Fixed population given as 1000. And the initial values as: S(0) = 1000, evreyone is susceptable at the beginning. I(0) = 2 R(0) = 0 We assume the transmission coefficient as, b = 0.002. And the recovery coefficient as , a = 0.7.

#load required libraries 
library(deSolve)
# Create an SIR function 
sir <- function(time, state, parameters) {
  with(as.list(c(state, parameters)), {
    dS <- -b * S * I 
    dI <- b * S * I - a * I 
    dR <- a * I
    return(list(c(dS, dI, dR)))
  })
}

Flu Epidemic

flu_epidemic <- function(S0, I0, R0, times, trans_param, recovery_param) 
{
  ### Set parameters
  init       <- c(S =S0, I = I0, R = R0)
  ## b: infection parameter; a: recovery parameter
  parameters <- c(b = trans_param, a = recovery_param)
  ## Solve using ode (Ordinary Differential Equations)
  out <- ode(y = init, times = times, func = sir, parms = parameters)
  ## change to data frame
  out <- as.data.frame(out)
  return (out)
}

Call with I(0) as 2

time S I R
0 1000.00000 2.0000000 0.000000
1 991.84142 7.2913630 2.867215
2 963.12724 25.7233439 13.149415
3 873.14149 81.3783358 47.480175
4 668.40694 192.5928740 141.000182
5 410.36747 279.8864030 311.746129
6 235.34971 260.3115627 506.338732
7 149.96348 187.9588335 664.077683
8 110.48839 120.5149924 770.996618
9 91.34683 73.0702365 837.582938
10 81.52801 43.0883619 877.383625
11 76.27790 25.0413748 900.680726
12 73.39477 14.4388267 914.166408
13 71.78565 8.2891568 921.925193
14 70.87899 4.7470761 926.373938
15 70.36527 2.7148236 928.919906
16 70.07327 1.5513732 930.375357
17 69.90699 0.8861294 931.206882
18 69.81220 0.5060199 931.681781
19 69.75813 0.2889184 931.952949
20 69.72728 0.1649479 932.107770
21 69.70968 0.0941667 932.196158
22 69.69963 0.0537567 932.246617
23 69.69389 0.0306877 932.275422
24 69.69062 0.0175183 932.291866
25 69.68875 0.0100004 932.301253
26 69.68768 0.0057088 932.306611
27 69.68707 0.0032589 932.309670
28 69.68672 0.0018604 932.311416
29 69.68652 0.0010620 932.312413
30 69.68641 0.0006062 932.312982

Plot

Notice that, we have the highest number of infected people on the week 4.5 , around 280 people.

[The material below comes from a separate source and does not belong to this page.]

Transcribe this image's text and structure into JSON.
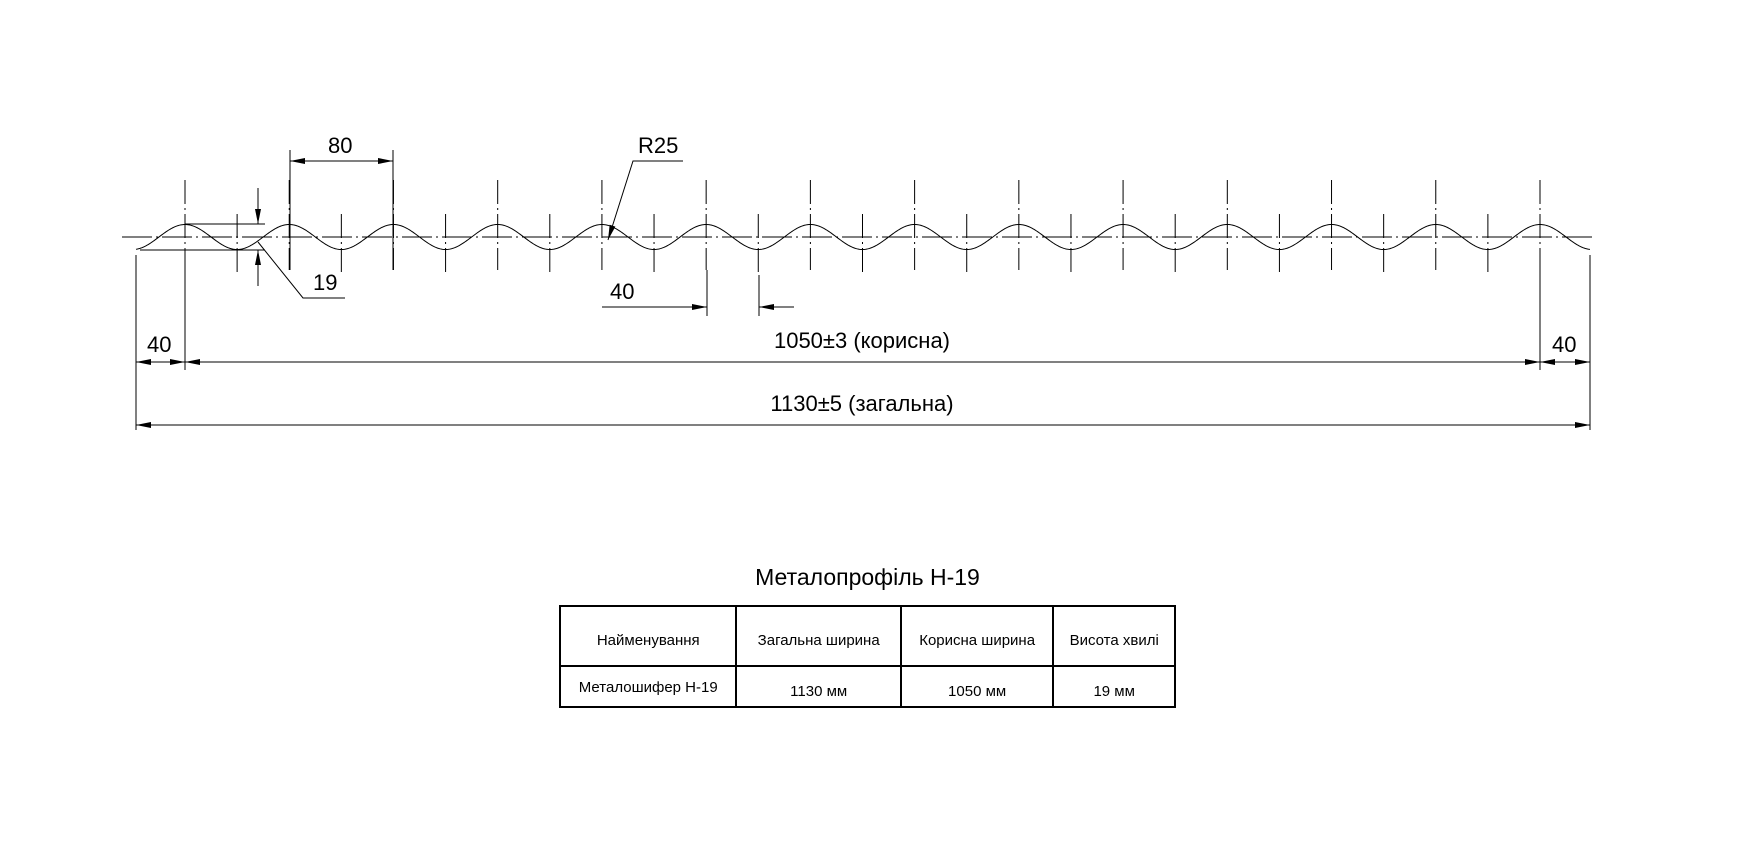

Everyone survives the epidemic, and not everyone gets the flu.

plot of chunk unnamed-chunk-10

Plot , I(0) = 5, I(0) =10

plot of chunk unnamed-chunk-11

Not much change here, the max infected people are around 277 during week 4.5

plot of chunk unnamed-chunk-12

When I(0)=10, the maximum infected people here are 292, occurs between week 3 and 4.

Plot , I(0) = 100

plot of chunk unnamed-chunk-13

Here, the max number of people infected are around 382 , with in the first 2 weeks itself!.

Though a large number of people infected at an early stage, even in this case, not everyone is infected.

Using S(0) = n - I(0)

population (n) = susceptible (S) + infected (I)

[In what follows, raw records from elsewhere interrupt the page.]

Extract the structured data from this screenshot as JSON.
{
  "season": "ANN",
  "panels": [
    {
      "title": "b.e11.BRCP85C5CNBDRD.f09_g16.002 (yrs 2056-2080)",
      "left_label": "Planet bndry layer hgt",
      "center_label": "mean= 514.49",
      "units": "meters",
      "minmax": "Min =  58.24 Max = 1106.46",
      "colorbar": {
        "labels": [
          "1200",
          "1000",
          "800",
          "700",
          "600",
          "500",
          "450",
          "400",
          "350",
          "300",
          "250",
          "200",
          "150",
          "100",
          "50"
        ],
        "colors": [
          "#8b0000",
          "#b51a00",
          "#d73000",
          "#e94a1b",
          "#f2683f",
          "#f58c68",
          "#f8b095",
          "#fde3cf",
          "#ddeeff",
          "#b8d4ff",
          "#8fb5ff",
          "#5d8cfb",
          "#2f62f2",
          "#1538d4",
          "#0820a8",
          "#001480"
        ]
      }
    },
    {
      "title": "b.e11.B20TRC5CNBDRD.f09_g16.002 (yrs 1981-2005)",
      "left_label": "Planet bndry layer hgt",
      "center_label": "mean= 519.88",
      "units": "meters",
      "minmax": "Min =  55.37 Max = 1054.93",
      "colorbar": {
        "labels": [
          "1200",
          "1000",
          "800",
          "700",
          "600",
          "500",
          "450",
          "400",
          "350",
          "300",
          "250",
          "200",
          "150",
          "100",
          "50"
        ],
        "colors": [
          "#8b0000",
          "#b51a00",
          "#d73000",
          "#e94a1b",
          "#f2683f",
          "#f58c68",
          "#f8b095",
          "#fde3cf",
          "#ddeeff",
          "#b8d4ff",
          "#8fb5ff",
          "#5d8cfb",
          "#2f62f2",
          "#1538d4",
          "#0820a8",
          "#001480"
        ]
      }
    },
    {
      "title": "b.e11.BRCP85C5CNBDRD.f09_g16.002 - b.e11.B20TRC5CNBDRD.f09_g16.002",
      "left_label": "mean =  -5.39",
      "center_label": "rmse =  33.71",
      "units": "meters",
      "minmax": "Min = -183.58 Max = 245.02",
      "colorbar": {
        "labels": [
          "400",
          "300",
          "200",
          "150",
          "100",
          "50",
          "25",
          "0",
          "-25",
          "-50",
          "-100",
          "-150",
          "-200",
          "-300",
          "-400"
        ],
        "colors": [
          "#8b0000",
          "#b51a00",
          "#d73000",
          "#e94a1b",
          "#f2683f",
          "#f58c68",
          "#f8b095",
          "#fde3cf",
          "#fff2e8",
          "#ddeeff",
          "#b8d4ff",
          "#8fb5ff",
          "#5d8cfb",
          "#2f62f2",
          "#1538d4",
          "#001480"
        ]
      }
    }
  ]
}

We assume that S(1) = n - I(1) , S(2) = n - I(2) etc. here

sir_custom <- function(s0, i0, r0, a, b, n)
{
  time <- numeric(25)
  S <- numeric(25)
  I <- numeric(25)
  R <- numeric(25)
  time[1] <- 0
  S[1] <- s0
  I[1] <- i0
  R[1] <- r0
  for(i in seq(2,25)) {
    s_prime <- -b * S[i-1] * I[i-1]
    i_prime <- (b * S[i-1] * I[i-1]) - (a * I[i-1])
    r_prime <- (a * I[i-1])
    I[i] <- (I[i-1] + i_prime * 1)
    S[i] <- n - I[i] #Instead of s[i-1] + s_prime * 1, we assign S[i] as n - I[i] and check the results.
    R[i] <- R[i-1] + r_prime
    time[i] <- i
  }
  return (data.frame(time, S, I, R))
}

Using S(0) = n - I(0)

plot of chunk unnamed-chunk-16

Infected population gradually increases and around week 12 it reaches a stable point, where in 350 are susceptible and 650 in the population are always infected.

Using S(0) = n - I(0)

plot of chunk unnamed-chunk-17

Around week 7, it reaches a point where in the population always had 350 susceptible and 650 infected.

For an epidemic like flu this does not seem to be practical.